Final Report Summary - S-RNA-S (Small ribonucleic acids in silico)

Ribonucleic acid (RNA) has a crucial role in the post-transcriptional regulation of gene expression. One goal of this project was to bring state-of-the-art techniques used in the molecular dynamics community into the RNA field. In particular, our group had a native expertise in enhanced sampling methods. Another goal was to apply these techniques, in combination with standard molecular dynamics and state-of-the-art rare-event methods, to the study of topics including riboswitch folding and dynamics, RNA-protein interaction and folding of non-coding RNAs.

In these years we have published a number of methodological papers describing new techniques that can be used to either accelerate molecular dynamics simulations or to analyze them. All these techniques have been made available to the scientific community. A major result of our project was the publication of a novel version of the software PLUMED, developed in collaboration with other research groups. It is relevant to mention that many of the techniques developed in our group were already used by other groups. We believe that the techniques we developed represent a major improvement beyond the state of the art and will influence the RNA-simulation community in the next years.

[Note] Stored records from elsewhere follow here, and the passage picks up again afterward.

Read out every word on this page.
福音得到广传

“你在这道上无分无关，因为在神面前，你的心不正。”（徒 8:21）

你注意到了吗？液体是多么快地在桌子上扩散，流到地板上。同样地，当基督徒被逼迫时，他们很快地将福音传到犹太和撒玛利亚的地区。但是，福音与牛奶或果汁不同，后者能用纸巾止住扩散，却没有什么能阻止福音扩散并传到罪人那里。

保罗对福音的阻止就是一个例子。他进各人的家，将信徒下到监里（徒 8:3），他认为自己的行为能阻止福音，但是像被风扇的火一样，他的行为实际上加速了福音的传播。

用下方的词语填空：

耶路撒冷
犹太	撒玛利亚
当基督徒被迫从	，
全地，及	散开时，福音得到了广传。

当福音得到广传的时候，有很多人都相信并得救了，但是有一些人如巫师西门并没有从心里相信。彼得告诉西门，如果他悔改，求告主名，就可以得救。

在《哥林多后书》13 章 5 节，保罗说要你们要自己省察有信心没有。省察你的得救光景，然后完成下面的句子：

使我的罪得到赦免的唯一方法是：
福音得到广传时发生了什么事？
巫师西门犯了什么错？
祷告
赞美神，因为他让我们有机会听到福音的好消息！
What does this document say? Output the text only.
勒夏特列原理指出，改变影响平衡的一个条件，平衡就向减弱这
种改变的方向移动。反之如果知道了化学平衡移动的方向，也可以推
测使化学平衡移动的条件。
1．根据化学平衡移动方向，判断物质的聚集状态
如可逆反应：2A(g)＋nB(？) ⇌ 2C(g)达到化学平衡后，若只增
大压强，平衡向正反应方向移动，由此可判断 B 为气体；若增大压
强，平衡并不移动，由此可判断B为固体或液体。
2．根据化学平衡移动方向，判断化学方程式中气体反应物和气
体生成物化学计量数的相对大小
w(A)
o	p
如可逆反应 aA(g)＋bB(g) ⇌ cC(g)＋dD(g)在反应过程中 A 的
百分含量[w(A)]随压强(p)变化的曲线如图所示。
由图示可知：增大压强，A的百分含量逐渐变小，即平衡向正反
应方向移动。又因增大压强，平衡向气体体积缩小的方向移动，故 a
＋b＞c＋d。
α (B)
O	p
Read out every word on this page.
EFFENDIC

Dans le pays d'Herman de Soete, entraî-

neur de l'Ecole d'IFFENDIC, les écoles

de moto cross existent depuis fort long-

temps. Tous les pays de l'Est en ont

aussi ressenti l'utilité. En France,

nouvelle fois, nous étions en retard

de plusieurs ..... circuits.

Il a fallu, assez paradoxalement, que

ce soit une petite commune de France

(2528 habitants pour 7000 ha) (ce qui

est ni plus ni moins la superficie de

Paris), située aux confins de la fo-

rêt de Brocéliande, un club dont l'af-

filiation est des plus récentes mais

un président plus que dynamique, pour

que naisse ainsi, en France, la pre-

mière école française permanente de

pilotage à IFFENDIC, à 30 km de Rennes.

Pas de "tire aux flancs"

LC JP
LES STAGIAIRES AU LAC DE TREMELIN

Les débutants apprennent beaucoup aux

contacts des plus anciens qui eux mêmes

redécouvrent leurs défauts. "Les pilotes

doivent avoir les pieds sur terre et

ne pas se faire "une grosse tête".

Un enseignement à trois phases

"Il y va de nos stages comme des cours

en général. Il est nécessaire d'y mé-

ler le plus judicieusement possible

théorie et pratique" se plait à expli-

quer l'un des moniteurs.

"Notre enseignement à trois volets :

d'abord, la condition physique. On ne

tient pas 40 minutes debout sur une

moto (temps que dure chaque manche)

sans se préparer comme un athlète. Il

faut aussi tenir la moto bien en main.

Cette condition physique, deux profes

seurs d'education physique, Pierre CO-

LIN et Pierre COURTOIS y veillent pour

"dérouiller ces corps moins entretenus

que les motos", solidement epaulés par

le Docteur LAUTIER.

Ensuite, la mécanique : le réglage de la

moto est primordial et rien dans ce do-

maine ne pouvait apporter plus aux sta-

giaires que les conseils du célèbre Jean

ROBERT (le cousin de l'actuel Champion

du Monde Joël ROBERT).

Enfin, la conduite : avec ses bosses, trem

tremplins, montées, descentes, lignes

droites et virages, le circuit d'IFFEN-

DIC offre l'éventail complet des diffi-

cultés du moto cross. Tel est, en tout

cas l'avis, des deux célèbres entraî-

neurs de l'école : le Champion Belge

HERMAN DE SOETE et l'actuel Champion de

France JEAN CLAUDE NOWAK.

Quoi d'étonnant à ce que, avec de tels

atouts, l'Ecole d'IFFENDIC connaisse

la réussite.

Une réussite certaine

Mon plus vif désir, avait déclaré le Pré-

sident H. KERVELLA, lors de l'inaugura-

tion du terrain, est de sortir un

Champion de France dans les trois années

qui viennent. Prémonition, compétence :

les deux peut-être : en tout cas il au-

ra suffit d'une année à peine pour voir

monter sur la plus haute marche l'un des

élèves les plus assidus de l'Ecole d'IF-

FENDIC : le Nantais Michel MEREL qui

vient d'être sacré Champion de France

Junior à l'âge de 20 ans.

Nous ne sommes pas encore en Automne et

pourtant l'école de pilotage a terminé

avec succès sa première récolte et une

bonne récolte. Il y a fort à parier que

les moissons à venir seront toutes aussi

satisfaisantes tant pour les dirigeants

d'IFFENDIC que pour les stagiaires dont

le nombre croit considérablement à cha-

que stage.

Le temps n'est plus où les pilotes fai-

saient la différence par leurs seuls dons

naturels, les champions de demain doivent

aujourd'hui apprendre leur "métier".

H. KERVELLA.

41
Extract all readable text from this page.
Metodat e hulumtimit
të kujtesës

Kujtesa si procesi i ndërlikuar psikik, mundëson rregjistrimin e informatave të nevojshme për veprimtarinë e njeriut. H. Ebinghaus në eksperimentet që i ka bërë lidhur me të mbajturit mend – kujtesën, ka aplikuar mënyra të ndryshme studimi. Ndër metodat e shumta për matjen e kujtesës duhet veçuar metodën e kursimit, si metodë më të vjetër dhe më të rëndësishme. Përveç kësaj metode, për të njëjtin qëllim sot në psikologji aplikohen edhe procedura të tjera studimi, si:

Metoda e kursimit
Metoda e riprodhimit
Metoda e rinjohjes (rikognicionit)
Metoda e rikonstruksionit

At the same time, we applied these techniques to a number of biologically relevant problems. We performed molecular dynamics simulations of a RNA-helicase complex. Simulation studies on RNA-protein complexes are still very rare, and we believe we gave a proof of concept of what can be done using these techniques. In addition, we applied our methods to the characterization of riboswitch folding, focusing on the effect of ligand binding on the conformational landscape. Our results clarify how ligand and ions influence riboswitch dynamics and, ultimately, allow gene expression to be controlled. Finally, we used enhanced sampling methods, in combination with techniques to combine molecular dynamics simulations with NMR data, to characterize the structural dynamics of a non-coding RNA.

In addition to these works, we had to solve an unforeseen problem. Namely, the quality of the models used in molecular dynamics simulations turned out to be insufficient for the blind theoretical prediction of experimental results. We tackled this problem in practice by combining molecular dynamics simulations with experimental data and by developing a “knowledge based” coarse grained methods. Whereas the quality of models used in molecular dynamics simulations was not clear when we started our project, the work from our and other groups clearly demonstrated how far blind prediction of RNA structure can be pushed, establishing significant benchmarks. We believe these benchmarks will have a significant influence in future research.

Overall, the main objectives of the project were accomplished.